Installing the chart means that Helm will process our templates and apply them to the Kubernetes cluster. We can do that with the “helm install” command. This command requires two arguments — the name of the Helm release — pgadmin in this case — and the location of the chart, which is just a local directory where our Chart.yaml is located. We will also pass the wait argument, to tell Helm to wait for the pods of our Deployment to enter the Ready state.

Let’s run the command:

helm install pgadmin ./ --wait

We get a nice info about the status of our release. We can verify that our pgadmin is working by listing the running pods:

kubectl get pods

I’ve mentioned something called “Helm release”. When you run “helm install”, Helm doesn't simply apply your yamls - it also tracks what it has installed by creating a “release”. Release is an instance of your Chart deployed to the cluster. You can deploy same Chart multiple times, but with different configurations and different release names — for example, we could deploy two independent pgAdmin installations for two different development teams, or we can test new versions in a development release, and then promote them to staging or production release.
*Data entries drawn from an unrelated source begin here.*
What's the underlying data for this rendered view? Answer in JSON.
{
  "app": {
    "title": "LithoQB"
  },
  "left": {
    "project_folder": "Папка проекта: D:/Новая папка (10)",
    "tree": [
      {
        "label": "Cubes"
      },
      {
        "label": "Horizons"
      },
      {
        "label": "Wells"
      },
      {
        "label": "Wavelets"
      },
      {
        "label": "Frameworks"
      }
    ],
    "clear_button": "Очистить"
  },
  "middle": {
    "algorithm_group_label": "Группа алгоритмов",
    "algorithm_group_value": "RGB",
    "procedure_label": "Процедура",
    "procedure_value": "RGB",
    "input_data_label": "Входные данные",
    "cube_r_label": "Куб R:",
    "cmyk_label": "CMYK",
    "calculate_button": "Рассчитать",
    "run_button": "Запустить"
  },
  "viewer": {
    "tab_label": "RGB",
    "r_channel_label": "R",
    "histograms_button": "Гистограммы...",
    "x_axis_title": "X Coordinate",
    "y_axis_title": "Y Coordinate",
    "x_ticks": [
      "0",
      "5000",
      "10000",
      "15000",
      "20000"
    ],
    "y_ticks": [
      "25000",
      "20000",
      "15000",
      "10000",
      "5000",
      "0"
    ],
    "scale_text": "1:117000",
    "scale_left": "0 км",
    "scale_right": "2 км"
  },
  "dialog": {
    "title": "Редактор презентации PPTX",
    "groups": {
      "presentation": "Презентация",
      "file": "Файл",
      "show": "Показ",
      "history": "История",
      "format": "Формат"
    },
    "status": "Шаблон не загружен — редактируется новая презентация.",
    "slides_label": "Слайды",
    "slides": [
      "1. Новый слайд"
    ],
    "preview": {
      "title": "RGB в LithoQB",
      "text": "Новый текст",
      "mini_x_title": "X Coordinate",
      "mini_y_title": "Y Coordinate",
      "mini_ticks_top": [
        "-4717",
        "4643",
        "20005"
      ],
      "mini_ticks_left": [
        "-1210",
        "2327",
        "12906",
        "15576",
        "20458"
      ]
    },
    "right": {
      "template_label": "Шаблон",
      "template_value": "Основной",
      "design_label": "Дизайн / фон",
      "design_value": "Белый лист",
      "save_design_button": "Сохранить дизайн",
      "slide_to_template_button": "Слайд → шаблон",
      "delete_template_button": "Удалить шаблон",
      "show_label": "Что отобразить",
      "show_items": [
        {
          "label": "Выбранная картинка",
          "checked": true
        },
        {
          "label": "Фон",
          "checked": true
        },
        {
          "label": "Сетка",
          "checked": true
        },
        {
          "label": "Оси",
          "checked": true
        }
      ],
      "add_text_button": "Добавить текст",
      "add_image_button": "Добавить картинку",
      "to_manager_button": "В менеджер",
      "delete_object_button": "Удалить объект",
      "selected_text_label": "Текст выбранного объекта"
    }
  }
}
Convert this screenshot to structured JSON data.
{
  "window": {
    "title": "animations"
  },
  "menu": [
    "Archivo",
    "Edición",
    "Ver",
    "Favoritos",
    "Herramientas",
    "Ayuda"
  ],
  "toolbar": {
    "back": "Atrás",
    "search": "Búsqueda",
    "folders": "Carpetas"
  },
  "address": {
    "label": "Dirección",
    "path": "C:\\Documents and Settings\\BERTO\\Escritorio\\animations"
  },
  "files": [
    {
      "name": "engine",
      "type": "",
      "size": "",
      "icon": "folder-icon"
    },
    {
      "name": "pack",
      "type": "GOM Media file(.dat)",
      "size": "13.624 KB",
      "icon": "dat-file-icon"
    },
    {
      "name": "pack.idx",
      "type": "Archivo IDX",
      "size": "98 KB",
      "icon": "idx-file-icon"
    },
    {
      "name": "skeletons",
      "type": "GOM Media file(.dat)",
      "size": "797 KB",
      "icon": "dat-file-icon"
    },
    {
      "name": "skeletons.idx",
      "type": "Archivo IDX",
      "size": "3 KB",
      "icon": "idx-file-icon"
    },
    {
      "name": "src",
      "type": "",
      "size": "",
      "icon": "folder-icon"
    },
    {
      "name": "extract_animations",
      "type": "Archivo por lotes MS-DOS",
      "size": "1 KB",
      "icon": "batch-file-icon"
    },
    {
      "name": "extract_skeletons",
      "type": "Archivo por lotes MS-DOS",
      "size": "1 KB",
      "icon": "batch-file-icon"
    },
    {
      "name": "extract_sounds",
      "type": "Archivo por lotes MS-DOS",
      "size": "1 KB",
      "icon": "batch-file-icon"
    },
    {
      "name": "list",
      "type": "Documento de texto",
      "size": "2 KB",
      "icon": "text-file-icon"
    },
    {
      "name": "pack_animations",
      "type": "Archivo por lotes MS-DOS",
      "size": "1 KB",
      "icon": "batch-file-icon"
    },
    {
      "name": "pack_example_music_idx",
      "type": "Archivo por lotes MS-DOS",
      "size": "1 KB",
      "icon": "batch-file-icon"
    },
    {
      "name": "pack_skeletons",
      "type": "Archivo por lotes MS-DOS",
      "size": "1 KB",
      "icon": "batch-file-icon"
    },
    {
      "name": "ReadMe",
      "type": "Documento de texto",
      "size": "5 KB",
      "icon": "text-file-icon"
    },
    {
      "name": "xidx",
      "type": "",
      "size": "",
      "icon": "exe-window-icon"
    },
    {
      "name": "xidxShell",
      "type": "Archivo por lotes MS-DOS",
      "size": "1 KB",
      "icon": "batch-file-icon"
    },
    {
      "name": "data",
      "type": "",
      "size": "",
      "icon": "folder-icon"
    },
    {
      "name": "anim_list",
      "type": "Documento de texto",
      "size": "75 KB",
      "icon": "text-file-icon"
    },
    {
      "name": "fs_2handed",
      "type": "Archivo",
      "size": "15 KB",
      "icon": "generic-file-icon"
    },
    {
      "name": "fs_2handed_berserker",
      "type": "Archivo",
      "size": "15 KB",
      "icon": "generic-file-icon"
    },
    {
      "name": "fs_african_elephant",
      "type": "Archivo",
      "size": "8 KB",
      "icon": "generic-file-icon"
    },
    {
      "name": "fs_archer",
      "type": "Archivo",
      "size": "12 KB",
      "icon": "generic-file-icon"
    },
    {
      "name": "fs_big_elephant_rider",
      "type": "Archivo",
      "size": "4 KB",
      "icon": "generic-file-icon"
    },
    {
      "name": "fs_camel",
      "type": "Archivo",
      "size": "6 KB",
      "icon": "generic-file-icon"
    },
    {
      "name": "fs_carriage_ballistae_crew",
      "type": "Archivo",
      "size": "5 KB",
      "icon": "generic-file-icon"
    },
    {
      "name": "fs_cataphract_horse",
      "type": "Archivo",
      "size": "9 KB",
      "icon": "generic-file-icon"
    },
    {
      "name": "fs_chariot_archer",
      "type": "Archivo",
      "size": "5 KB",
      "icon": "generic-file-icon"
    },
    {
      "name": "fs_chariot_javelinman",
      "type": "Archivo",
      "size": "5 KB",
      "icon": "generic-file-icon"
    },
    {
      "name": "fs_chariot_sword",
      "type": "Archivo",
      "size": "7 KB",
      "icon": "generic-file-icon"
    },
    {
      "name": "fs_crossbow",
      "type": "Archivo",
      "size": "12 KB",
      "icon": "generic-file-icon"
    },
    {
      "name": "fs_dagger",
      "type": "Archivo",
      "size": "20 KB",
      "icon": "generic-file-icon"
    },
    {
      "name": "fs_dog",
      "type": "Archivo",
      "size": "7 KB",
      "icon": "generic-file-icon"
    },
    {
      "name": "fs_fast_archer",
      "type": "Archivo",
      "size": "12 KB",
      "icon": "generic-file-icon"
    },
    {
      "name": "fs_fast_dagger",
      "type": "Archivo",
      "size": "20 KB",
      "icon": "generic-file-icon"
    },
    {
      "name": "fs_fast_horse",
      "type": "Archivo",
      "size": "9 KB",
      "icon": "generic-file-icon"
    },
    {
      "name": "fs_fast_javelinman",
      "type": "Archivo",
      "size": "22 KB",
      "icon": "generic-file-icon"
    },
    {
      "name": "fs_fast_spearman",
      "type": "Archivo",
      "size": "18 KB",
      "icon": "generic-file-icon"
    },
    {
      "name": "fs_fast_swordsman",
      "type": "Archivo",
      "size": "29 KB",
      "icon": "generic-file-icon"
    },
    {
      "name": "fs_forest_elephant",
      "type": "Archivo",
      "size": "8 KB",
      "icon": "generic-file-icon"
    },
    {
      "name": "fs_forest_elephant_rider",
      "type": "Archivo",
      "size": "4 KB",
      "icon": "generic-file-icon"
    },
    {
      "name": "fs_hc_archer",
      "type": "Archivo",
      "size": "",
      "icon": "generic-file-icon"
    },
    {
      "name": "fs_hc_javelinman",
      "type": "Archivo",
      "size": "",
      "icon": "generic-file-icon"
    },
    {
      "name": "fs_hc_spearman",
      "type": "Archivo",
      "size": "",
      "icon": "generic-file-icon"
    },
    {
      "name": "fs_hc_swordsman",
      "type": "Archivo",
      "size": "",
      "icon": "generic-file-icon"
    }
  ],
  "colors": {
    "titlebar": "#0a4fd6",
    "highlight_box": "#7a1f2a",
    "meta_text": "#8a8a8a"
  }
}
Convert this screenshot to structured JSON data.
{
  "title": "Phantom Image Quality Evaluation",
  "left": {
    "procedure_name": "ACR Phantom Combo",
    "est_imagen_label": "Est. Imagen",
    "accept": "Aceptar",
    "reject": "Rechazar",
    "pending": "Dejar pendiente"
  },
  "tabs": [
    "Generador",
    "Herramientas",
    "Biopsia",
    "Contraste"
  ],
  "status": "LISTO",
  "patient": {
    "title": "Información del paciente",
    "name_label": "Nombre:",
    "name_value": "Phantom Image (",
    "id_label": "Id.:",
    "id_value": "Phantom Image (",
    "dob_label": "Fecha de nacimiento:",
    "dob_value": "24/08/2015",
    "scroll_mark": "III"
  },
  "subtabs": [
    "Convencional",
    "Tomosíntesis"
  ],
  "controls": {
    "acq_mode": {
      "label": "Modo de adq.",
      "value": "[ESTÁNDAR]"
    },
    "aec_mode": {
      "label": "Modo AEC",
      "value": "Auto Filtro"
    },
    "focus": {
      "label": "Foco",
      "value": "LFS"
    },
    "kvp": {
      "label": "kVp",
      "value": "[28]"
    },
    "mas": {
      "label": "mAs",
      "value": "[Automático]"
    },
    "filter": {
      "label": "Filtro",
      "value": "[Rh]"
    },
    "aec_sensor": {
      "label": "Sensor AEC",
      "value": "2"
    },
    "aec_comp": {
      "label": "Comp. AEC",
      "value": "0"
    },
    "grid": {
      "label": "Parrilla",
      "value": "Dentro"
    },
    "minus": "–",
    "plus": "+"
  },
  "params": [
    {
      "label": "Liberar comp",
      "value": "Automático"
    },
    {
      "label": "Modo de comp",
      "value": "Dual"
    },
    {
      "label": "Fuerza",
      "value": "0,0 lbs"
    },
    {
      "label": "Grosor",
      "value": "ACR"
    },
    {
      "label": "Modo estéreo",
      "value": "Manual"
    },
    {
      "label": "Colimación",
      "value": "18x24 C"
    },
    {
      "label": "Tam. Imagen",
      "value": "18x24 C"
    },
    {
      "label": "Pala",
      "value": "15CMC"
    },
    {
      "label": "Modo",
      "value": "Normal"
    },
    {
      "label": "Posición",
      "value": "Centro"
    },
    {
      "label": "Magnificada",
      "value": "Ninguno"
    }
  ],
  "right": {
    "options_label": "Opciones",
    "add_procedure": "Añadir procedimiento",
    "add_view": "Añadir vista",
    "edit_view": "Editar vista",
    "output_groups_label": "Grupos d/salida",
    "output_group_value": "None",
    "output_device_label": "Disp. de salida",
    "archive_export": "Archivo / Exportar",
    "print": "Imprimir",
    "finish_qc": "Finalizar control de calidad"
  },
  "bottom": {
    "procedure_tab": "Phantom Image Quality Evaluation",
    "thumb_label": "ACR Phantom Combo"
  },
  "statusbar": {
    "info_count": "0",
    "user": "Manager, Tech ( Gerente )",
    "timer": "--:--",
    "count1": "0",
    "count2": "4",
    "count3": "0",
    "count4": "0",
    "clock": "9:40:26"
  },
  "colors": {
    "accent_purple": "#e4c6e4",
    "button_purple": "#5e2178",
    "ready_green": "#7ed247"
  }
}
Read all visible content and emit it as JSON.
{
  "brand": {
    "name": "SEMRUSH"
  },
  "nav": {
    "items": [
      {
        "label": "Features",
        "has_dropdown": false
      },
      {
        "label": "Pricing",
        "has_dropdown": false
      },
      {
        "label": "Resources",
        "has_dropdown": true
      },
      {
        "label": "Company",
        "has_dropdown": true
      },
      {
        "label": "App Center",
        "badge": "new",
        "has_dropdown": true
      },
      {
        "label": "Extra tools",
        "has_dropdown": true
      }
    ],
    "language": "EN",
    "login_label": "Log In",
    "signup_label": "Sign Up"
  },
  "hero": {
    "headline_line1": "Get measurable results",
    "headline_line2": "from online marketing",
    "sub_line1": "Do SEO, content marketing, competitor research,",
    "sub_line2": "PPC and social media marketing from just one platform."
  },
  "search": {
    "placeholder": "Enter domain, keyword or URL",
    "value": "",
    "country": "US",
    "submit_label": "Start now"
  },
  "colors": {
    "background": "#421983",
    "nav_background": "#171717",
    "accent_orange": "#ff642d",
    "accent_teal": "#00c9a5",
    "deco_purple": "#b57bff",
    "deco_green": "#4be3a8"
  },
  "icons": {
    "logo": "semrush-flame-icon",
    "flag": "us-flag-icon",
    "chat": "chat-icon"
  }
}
To list the releases, we can run helm list — it shows us when application was deployed the last time, and the current revision of the release. Every time we upgrade the release, it will increase the revision.

Let’s create another file, templates/service.yaml, with a very simple Service definition:

apiVersion: v1
kind: Service
metadata:
  labels:
    app: pgadmin
  name: pgadmin
spec:
  ports:
  - port: 80
    protocol: TCP
    targetPort: 80
  selector:
    app: pgadmin
  sessionAffinity: None
  type: ClusterIP

To upgrade the release, we run helm upgrade pgadmin ./. Now we can forward the ports of this Service to verify that pgAdmin is running:

kubectl port-forward service/pgadmin 8080:80

This is looking good! Two more things about Helm releases that you should know.

First, the way Helm tracks releases is by using Kubernetes Secrets. If we run kubectl get secrets, we will see 2 secrets with the type helm.sh/release.v1. There is no other database or custom resources that Helm needs to operate - only those special Secrets for release tracking.

And second, we can easily rollback releases to the previous revision by using helm rollback command and passing the release name. If I run this command and check for the services, I see that there is no more pgadmin service in the list - this is because we’ve added it in the previous release revision, that was then rolled back.

With this simple Chart format and a couple of commands to install, upgrade and rollback the releases, Helm becomes a very convenient tool to package and deploy applications to Kubernetes. But simply packaging YAML files is not enough — we want to parametrize our templates, so that we can deploy slightly different configurations to different environments.

We also want to reduce the duplication in our code and keep some things defined just once. For this, we are going to use templating features of Helm, as well as values files. This will be the topic of the next lesson.